The Obligation to Fight Antisemitism

By: Daniella Weiss  |  December 6, 2022

By Daniella Weiss, Staff Writer 

For generations, antisemitism has relentlessly followed the Jews wherever they have gone. But for a while, at least in the United States, things have been relatively calm– there have, of course, still been many hateful acts towards the Jews, but, overall, we have not had to fear for our safety as we have in the past. Recently, however, antisemitism has been on the rise; hate crimes against Jews are more frequent now than they have been for a long time. It is up to us to stand up against it. As we begin Kislev, the month of Chanukah, it is incumbent upon us to take a lesson from the Maccabim (Hasmoneans) in their fight against the Greeks. 

As the Al HaNisim liturgy recalls, the Maccabim were the few and weak against the many and strong. However, despite the odds, they stood up for the truth and fought for their freedom when the Jewish people were being degraded, belittled, and threatened. In modern times, while the number of attacks continues to rise, the amount of people who speak out against them must rise as well. There are times in life to be silent and times to speak out. This is the time to speak out. Whether it’s voting for candidates that are receptive to Jewish concerns or protesting anti-Israel legislation in government, staying silent is not an option. Even joining pro-Israel clubs in college is a great way to show support for the Jewish people and taking a stand against antisemitism. 

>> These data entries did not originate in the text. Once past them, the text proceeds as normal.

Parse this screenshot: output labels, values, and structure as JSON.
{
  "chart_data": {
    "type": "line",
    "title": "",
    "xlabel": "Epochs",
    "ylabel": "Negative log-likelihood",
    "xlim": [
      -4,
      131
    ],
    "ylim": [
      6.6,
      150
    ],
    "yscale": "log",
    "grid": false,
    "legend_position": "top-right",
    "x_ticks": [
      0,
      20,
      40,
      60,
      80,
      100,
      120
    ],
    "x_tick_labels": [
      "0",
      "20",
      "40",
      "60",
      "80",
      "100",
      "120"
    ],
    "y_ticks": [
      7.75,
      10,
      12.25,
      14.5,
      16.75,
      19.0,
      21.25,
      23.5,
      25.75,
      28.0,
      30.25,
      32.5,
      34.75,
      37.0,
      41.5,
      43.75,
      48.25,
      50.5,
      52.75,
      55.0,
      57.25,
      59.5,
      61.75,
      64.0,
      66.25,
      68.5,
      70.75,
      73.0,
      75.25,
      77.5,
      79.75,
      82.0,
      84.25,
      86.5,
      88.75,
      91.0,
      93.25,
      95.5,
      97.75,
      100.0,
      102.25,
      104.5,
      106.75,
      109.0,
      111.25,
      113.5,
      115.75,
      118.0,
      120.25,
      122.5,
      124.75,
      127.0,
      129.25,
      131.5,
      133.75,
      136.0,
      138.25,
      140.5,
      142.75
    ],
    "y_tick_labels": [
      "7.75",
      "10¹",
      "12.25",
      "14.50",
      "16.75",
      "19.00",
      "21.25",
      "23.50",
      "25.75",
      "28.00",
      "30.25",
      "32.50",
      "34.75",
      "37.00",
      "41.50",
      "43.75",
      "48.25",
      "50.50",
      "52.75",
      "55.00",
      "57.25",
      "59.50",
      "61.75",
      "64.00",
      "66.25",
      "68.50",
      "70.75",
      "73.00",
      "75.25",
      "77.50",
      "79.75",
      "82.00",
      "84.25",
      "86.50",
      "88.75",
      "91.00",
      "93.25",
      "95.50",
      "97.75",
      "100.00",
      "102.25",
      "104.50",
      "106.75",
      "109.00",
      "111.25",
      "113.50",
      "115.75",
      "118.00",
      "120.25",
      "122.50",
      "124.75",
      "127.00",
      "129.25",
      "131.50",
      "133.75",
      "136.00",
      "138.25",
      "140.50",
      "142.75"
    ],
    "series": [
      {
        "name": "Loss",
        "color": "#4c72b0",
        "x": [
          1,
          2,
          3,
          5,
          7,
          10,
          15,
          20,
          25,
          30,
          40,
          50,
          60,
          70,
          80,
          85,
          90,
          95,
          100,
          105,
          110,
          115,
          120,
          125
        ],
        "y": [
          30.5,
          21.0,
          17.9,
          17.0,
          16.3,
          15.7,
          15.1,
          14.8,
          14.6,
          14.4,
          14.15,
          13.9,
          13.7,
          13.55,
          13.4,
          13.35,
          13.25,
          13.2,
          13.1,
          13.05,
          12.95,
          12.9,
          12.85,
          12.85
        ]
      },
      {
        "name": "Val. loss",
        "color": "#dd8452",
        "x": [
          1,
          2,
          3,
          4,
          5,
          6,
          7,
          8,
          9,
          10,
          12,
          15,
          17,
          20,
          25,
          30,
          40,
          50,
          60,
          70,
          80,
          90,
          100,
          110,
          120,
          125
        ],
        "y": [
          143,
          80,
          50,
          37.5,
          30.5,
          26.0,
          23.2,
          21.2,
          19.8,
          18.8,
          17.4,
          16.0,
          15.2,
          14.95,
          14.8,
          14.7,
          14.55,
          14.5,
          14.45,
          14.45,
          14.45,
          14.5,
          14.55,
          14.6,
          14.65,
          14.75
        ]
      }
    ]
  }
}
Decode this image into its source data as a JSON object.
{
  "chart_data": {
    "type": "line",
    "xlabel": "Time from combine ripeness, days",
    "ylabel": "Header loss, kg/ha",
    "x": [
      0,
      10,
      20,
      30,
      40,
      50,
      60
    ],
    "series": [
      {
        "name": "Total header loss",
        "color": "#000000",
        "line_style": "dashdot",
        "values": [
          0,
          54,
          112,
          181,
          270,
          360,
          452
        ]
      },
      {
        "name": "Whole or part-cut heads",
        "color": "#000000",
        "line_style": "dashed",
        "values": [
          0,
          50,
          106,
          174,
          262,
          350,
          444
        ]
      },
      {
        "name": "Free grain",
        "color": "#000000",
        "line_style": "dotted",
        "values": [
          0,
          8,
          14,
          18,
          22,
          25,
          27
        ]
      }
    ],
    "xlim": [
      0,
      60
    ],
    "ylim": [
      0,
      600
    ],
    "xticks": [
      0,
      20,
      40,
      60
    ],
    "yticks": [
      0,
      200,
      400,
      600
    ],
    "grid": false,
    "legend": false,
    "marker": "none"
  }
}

If we, as Jews, don’t stand up for ourselves, who will? How can we expect others to stand up for us? In Pirkei Avos 1:14, a rhetorical question is posed, “If I am not for myself, who will be for me?” Our Sages emphasize this point later on, when they assert, “in a place where there is no leader, strive to be a leader (2:6).”

When no one else steps up to the plate, we need to be that leader! R’ Shimon Bar Yochai tells us that “Halacha Hi B’Yadu’a She’Eisav Soneh L’Yaakov”, it is a fact that Esav hates Jacob (Sifrei Bamidbar 69:2). There’s no logical reason for it. Rabbi Menachem Ziemba HY”D observed that people try to analyze historical reasons for antisemitism. Nations persecuted Jews because they were too capitalist, socialist, ambitious, dependent, zealously religious, or assimilationist and progressive. When the Jews are hated for one reason in a country, they’re hated for the opposite in another. Clearly, there is no rational explanation for the hate against Jews.

With the rise in attacks, we cannot remain silent.. The Chofetz Chaim remarked that if you see someone drowning and you don’t know how to swim, you don’t need to jump in to save them. However, if you witness a drowning every day, you have an obligation to learn how to swim. We are seeing antisemitism continue to rise every day. We have an obligation to learn how to swim. It is time to stand up to antisemitism and not stand idle over the spilled blood of our brethren (Vayikra 19:16). Enough is enough.